Let’s look at the long list of issues within a family from another angle. All of the issues cause pain and shame. So, what do we do? We hide them! “No one can know or they may discover that my life is really messed up.” But remember, we are not alone. It isn’t just us. There is help out there; but if we are always hiding, we cannot get help. We have lived too long in a world that tells us to just suck it up and keep going. Instead, we should say this is messed up, let’s fix it so our kids don’t have to live like this.

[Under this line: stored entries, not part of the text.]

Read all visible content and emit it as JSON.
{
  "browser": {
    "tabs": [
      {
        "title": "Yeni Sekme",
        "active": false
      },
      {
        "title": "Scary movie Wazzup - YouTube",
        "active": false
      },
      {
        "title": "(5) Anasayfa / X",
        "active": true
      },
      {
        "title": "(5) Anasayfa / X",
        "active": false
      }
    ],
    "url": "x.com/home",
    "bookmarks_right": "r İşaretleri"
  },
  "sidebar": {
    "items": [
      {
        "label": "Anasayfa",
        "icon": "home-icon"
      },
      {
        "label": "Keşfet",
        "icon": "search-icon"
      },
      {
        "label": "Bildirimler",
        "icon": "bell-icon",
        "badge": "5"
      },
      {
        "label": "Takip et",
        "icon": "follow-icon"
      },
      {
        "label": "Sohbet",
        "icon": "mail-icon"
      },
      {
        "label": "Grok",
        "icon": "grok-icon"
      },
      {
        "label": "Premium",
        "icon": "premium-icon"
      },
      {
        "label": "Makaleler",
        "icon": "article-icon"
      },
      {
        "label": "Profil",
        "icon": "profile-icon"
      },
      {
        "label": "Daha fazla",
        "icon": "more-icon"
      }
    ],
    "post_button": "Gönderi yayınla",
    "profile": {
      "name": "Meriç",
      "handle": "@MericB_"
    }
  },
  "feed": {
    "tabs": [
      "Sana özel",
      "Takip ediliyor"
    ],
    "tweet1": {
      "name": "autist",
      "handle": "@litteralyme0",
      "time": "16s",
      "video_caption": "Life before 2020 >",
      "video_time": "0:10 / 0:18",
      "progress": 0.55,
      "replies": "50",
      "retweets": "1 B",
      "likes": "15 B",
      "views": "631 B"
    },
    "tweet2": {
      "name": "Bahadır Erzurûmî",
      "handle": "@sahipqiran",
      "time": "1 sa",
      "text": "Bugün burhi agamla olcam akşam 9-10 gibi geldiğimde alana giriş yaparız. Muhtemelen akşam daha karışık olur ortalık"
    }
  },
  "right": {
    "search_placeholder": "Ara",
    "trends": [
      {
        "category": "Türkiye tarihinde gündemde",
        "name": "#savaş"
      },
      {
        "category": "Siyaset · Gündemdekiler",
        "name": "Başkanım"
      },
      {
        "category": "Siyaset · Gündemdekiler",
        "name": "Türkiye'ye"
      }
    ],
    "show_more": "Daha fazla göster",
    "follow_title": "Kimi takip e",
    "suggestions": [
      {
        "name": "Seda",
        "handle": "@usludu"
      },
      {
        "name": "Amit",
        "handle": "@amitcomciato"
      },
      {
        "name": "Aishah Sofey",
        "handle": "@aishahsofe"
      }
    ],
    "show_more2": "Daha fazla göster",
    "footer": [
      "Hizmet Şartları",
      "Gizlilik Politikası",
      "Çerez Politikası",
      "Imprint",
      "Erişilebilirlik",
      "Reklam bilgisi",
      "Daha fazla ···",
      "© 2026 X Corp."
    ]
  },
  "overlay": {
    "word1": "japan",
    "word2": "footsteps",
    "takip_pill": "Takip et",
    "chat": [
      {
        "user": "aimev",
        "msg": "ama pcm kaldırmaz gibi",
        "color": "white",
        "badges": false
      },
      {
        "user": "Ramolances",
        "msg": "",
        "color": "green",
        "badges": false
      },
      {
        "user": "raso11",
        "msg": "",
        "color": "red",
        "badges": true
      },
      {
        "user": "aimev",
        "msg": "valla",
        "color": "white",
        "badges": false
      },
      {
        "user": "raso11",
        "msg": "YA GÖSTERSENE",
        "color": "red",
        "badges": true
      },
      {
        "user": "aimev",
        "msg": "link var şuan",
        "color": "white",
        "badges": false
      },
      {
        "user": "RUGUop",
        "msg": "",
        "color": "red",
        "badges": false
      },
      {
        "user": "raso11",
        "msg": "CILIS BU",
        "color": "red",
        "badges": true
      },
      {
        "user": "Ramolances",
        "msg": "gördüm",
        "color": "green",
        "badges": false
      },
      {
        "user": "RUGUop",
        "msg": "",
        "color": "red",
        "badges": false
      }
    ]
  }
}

My family yelled, “don’t tell anyone!” Nothing was discussed. I was left alone in my nightmare, and no one knows the extent of the damage. They don’t want to know. It is painful. It is stressful. It is ugly and nasty. True. But ignoring it won’t make it go away. It will only keep growing. I hope that thought makes you want to vomit. I understand that this is uncomfortable. My stomach is churning just writing this. But we can not keep ignoring that there is a serious problem. There is a hard truth that must be acknowledged. Consider, for a moment, a six year old child who is raped. The perpetrator experiences several moments of pleasure. The child will be scarred for the rest of their life. If we hide the negative consequences to the child, the perpetrator can easily convince themselves that the child enjoyed it too. We have to kill this lie. In my instance, I was told that “Everyone is doing it; they just don’t talk about. It is fine.” It is not fine. The effects are devastating for the child and impact all future life relationships and experiences.